Onların kime benzediğini en iyi anlatan, Don Vito olacaktı:

“Her akşam yatmadan önce Tanrı’ya bana bir bisiklet vermesi için dua ederdim. Bir gün tanrı’nın çalışma tarzının bu olmadığını anladım. Ertesi gün gittim ve kendime yeni bir bisiklet çaldım ve her akşam yatmadan önce Tanrı’ya günahlarımı affetmesi için dua ettim”.

HER YOL MÜBAH
Bonnie ve Clyde bisiklet çalmamıştı ama aslında birçok suçtan aranıyordu. Bonnie ve Clyde, 1931-1935 döneminde halk düşmanı olarak gösterilecekti:
“Aslında onların halkla alıp veremediği yoktu, herkese düşmandı. Ama inandıkları değerleri vardı, elbette çokça da paraları. Paraya götüren her yolu mübah görürlerdi. Yasalar, kurallar ve gelenekler, onların para kazanmasına engel olmadığı müddetçe geçerliydi. Bir yerde para varsa ve onlar o parayı istiyorsa, para onlarındı.

“Bonnie ve Clyde’ın işi büyütüp kurdukları organize işler çetesine ilk katılanlar, Clyde’ın kardeşi Buck ve onun eşi Blanche oldu.”

BARİ SİYASİ PARTİ
İşlerin ters gitmeye başladığı 1934 baharında, Louisiana’da polisle girdikleri çatışmada ikisi de öldürüldü.
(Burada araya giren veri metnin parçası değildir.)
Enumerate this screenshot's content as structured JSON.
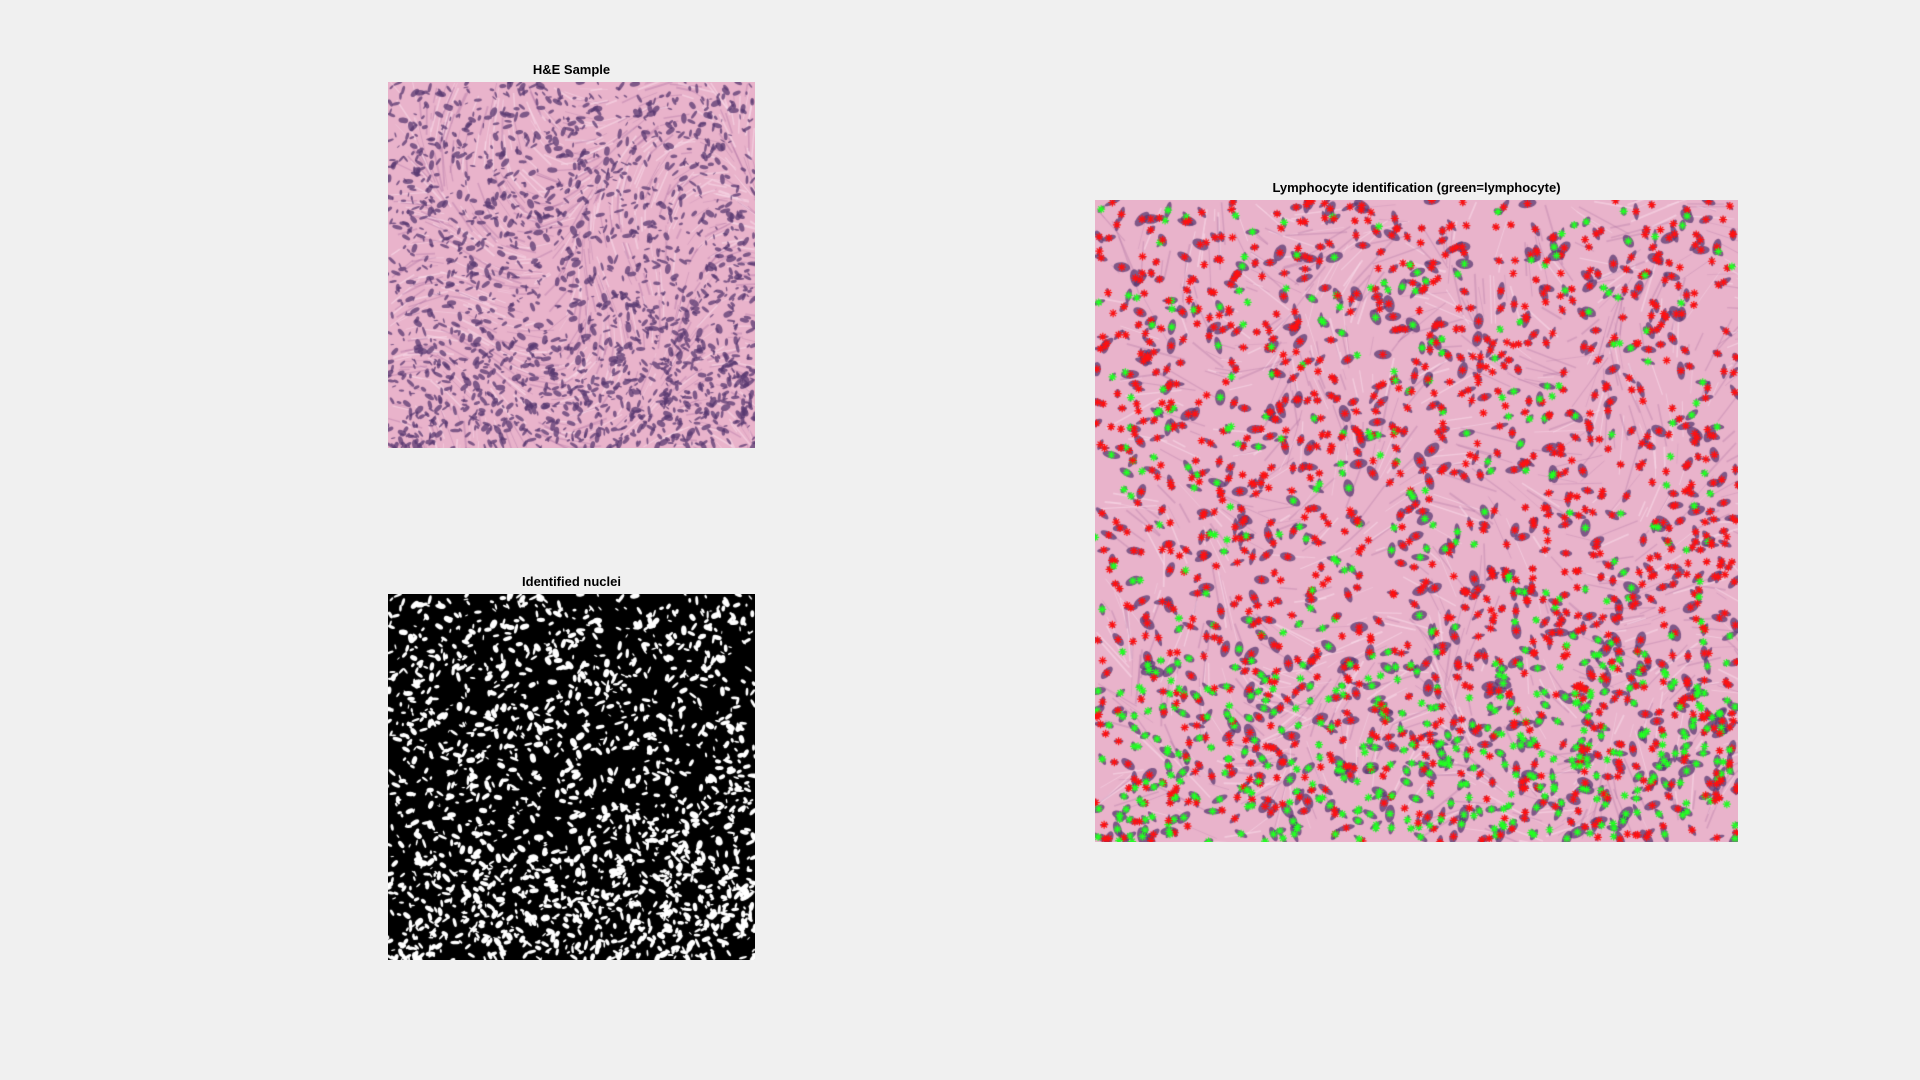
{
  "window": {
    "background": "#f0f0f0"
  },
  "panels": {
    "he": {
      "title": "H&E Sample"
    },
    "nuclei": {
      "title": "Identified nuclei"
    },
    "lymph": {
      "title": "Lymphocyte identification (green=lymphocyte)",
      "marker_colors": {
        "lymphocyte": "#22ff22",
        "other": "#ff1010"
      }
    }
  },
  "colors": {
    "tissue_pink": "#e9b3cb",
    "nucleus_purple": "#5a3a72",
    "mask_foreground": "#ffffff",
    "mask_background": "#000000"
  }
}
Elbette adaletten ve devletin şefkatli kollarından kaçılmazdı:

“Oysa her şey farklı olabilirlerdi. Bonnie ve Clyde hemen bir şirket kurup siyasete atılsalardı seçkin işadamı olacaklarını düşünemediler. O zaman onları tutuklamaya çalışan herkese rahatça ‘sermaye düşmanı’, olmadı ‘vatan haini’ diyebilirlerdi.

“Hatta arada bir de ‘üzerime gelmeyin, konuşurum’ diyerek siyasette de pekala yükselirlerdi. Hata yaptılar.”

Yol gösterenleri yoktu. Soygun yapacaksan, rüşvet alacaksan, haraç toplayacaksan, uyuşturucu ve silah kaçıracaksan, dolandırıcıysan, kalpazansan, karaparacıysan, banka hortumlayacaksan, delil karartacaksan, evrakta sahtecilik yapacaksan bari bir siyasi parti kur diyen olmadı.